Going to church to pray is not considered "essential."

(Getty Images)
(Getty Images)

Fr. Carmine Petrilli, with a parish south of Rome,  told Crux that churches are allowed to be open, 'but they say people can’t go because it’s not a ‘primary need. This is what they say. But the constitution guarantees freedom of worship in every situation.'"

Recently, Fr. Petrilli held a Eucharastic Adoration hour "with 10-20 people, all spaced out in different pews inside the church to observe social distancing protocols" but the "police nevertheless disbanded the small group and issued formal citations to everyone present, meaning they could be subject to criminal procedures and fines of over 200 euros," said Crux

(Getty Images)
(Getty Images)

The magazine also cited other cases where the police cracked down on people who were praying:

"On March 20 in Nocera Inferiore, just south of Naples, a small number of worshippers had gathered to pray in the rectory of a church in the city’s San Giovanni neighborhood with the pastor and vice pastor.
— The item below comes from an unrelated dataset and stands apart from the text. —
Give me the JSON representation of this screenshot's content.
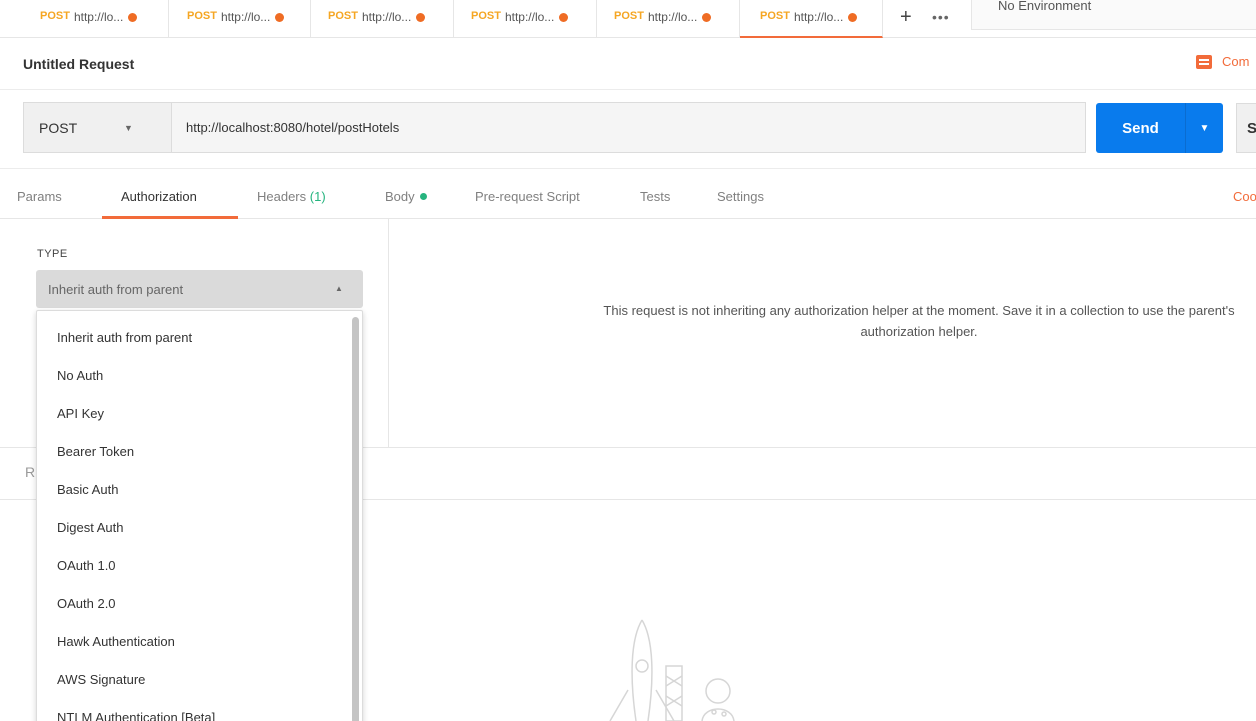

Police were called by area residents, and officers came and cited the eight individuals present, including the pastor and vice pastor, all of whom could face criminal charges and a fine.

"Last weekend [Mar. 21-22] police were summoned in Naples through the 'Youpol' app to bust a small prayer gathering at an evangelical church, where all nine people present, all Nigerians with legal documents, were cited.

Italian priests offer the Mass on the roof of their church.  (Getty Images)
Italian priests offer the Mass on the roof of their church. (Getty Images)

"In San Gennaro Vesuviano, a small commune within Naples, police last weekend also interrupted a private baptism in the city, handing formal citations to the priest, the photographer and the child’s parents and godfather."

Fr. Petrilli rejected the idea that prayer is not essential for people. "Christians are not mystics," he said. "They need help, support, a community that encourages them…they need encouragement, a word that allows them to fight, to believe, to hope. This is important.”

“Like the physically sick, and the psychologically sick who need a psychologist, this [prayer/church] is also a primary need,” said Fr. Petrilli.

The priest noted that when Pope Francis offers the daily Mass, which is livestreamed, there are several priests, religious sisters, and lay people there in the chapel, all spread out.